A dance of solidarity in difficult times

At the beginning of the war on 24, the YSOU had 80 active members, young Ukrainian top musicians from all over the country. February 2022. “The first few days were full of shock and despair,” says the orchestra director and violinist Aleksandra Zaitseva. “The young people couldn't physically and mentally play music or practice, couldn't touch an instrument at all. Many had to stay in bunkers for several days or weeks. We tried to stay in touch as much as possible, wrote to each other constantly, even zoom- Meeting organized.”

Oksana Lyniv conducts the Campus Project Orchestra 2017

Many of the young orchestra members have left the country, but many are also  remained. “It is the boys over 18 who are conscripted, but also others who want to support their families and the country,” said Zaitseva. 

With around 50 musicians, however, the orchestra was able to regroup and in the meantime has given important performances, including at the Bach Festival in Leipzig.

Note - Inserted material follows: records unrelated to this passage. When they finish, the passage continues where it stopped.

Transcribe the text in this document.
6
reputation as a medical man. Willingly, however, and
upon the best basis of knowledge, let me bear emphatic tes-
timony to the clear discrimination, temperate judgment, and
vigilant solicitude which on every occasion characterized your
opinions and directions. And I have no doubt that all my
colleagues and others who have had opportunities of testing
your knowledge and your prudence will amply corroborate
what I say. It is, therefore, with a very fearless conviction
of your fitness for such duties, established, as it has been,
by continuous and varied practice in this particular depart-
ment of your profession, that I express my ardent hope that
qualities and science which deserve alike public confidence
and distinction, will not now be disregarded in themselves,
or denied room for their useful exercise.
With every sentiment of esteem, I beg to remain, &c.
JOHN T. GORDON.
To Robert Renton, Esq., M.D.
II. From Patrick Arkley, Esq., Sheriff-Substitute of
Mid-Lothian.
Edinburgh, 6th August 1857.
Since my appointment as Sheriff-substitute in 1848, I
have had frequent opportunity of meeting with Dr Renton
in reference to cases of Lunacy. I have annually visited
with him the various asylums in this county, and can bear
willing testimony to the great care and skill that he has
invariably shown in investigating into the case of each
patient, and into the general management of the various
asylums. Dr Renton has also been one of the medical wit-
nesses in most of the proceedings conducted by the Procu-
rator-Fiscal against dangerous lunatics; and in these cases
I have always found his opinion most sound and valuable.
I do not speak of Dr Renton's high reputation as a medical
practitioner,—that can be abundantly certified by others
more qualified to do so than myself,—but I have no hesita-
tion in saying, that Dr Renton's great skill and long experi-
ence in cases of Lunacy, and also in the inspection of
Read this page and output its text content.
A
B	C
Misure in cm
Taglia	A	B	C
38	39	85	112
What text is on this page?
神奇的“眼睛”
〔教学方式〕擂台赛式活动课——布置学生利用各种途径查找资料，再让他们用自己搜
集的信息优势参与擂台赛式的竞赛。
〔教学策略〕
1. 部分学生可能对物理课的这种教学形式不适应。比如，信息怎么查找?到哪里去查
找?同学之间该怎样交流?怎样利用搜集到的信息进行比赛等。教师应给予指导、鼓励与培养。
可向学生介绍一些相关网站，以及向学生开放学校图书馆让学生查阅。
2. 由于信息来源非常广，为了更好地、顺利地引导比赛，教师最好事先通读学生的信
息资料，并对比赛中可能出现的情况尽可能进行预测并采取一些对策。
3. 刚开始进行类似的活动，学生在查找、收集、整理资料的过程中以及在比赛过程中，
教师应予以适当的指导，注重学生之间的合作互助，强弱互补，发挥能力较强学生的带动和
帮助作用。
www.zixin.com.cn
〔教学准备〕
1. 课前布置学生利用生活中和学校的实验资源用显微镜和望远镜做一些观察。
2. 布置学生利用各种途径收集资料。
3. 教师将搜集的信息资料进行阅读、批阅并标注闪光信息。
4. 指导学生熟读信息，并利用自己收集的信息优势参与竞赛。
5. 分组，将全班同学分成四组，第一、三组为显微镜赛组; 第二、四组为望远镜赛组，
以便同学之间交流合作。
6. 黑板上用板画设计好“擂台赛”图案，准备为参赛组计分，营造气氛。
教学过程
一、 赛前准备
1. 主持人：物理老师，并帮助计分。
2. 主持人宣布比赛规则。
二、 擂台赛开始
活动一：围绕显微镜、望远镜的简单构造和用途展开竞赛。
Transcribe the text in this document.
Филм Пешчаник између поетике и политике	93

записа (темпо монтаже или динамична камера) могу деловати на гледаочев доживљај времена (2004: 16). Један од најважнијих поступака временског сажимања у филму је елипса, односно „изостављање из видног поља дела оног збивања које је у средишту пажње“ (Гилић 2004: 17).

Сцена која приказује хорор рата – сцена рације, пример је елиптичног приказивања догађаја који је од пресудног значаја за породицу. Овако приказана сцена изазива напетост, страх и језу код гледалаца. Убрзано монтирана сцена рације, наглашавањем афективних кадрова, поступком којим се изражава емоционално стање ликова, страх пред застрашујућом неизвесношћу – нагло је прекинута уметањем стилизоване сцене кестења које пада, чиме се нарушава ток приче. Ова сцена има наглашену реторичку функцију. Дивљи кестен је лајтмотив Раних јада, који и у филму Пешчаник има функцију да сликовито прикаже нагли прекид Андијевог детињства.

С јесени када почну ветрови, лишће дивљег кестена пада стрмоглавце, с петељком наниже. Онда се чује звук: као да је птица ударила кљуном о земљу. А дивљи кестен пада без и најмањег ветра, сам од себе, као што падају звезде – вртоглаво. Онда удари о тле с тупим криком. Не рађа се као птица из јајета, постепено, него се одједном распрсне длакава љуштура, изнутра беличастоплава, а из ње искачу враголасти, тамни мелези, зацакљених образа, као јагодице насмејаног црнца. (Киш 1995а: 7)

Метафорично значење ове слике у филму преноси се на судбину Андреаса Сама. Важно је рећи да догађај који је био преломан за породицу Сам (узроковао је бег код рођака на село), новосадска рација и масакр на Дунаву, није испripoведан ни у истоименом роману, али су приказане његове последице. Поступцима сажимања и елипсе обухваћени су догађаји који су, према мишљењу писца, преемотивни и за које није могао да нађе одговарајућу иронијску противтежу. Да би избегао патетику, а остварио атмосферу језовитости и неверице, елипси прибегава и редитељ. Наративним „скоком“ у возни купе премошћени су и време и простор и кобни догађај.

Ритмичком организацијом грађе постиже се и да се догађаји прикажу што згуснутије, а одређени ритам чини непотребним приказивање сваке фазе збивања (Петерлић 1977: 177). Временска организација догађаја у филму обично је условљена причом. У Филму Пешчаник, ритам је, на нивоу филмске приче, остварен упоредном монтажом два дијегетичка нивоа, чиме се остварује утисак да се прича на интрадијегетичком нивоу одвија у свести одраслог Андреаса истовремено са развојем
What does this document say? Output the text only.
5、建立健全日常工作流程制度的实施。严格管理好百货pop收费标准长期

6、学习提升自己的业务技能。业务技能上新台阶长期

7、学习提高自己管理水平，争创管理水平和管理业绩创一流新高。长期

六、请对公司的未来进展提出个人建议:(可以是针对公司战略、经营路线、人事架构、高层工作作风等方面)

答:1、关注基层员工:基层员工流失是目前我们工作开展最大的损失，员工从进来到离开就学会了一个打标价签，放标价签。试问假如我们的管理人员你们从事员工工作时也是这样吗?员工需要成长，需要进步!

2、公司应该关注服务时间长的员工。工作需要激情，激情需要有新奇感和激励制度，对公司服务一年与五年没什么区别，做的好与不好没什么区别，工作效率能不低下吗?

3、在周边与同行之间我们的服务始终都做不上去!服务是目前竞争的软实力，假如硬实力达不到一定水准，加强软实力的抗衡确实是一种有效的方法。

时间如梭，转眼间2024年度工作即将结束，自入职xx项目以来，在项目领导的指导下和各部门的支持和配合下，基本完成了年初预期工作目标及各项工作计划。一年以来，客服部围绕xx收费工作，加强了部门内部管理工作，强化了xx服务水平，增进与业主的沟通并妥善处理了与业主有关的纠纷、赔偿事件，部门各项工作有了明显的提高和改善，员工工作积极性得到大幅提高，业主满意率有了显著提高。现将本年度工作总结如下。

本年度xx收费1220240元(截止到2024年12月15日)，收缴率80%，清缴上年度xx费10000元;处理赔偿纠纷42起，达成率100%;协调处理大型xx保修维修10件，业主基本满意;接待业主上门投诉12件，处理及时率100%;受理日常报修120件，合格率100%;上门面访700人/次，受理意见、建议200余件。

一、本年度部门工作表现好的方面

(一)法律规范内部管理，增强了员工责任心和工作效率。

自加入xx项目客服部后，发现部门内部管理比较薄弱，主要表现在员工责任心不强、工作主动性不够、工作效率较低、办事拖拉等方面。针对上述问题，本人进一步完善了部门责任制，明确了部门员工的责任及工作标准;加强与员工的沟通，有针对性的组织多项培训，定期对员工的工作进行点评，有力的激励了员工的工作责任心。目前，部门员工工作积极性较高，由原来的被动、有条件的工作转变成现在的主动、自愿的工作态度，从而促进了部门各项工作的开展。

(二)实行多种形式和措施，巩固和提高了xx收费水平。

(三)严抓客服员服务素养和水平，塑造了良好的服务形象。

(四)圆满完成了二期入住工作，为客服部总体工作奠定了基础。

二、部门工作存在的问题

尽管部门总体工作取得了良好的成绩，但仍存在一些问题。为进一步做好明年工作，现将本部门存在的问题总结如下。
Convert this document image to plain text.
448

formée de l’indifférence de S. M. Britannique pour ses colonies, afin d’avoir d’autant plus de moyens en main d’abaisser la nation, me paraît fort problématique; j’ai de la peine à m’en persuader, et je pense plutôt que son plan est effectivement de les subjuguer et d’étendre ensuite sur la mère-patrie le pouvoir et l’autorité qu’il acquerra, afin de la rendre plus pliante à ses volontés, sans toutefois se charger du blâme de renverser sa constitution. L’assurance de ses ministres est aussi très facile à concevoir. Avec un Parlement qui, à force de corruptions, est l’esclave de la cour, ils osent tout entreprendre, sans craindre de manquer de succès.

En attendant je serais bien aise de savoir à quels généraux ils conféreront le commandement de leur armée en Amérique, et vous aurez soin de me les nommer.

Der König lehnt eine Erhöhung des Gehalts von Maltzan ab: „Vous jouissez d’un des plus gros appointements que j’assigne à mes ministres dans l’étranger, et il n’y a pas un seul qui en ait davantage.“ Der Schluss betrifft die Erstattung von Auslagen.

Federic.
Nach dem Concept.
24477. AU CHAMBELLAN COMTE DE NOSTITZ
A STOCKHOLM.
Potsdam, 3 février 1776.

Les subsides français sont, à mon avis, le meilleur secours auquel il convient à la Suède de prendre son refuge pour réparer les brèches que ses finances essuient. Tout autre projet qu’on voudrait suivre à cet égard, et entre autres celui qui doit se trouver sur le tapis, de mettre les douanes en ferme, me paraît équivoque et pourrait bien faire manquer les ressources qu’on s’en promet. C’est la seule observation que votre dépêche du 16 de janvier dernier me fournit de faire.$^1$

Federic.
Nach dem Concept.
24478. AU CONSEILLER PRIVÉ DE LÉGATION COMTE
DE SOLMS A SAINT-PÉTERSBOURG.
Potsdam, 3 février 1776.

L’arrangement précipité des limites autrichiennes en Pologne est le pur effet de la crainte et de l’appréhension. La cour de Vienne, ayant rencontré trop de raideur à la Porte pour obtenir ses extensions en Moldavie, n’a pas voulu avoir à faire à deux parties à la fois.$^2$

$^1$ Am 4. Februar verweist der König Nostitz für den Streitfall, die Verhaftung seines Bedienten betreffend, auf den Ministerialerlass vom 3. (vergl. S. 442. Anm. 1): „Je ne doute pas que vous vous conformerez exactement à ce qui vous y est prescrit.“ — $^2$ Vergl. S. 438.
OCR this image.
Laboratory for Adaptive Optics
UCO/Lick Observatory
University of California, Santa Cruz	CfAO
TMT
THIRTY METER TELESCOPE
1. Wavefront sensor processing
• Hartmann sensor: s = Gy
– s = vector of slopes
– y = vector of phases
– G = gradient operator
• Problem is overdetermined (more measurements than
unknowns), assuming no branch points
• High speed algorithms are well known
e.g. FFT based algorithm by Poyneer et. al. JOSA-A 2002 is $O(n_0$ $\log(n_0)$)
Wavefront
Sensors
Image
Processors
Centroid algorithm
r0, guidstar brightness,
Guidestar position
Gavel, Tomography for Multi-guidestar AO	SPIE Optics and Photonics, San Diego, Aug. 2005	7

The tour with the BJO is followed by concerts at the Munich Opera Festival, the Bayreuth Young Artists Festival, the Lucerne Festival, the Young Euro Classic Festival, the Moers Festival and the Bonn Beethoven Festival – a veritable “round dance of solidarity”, according to Aleksandra Zaitseva. “Unlike the BJO, our orchestra does not receive any state funding, so we are incredibly grateful to every partner.”

…and a reunion in Bonn

But that one has a very special meaning concert that will take place on August 29th am  opening weekend of the Beethoven Festival in Bonn. In a way, this will be the birthday party of the Ukrainian youth orchestra: Exactly five years after the first public performance, also in Bonn. Five years in which the world has changed completely.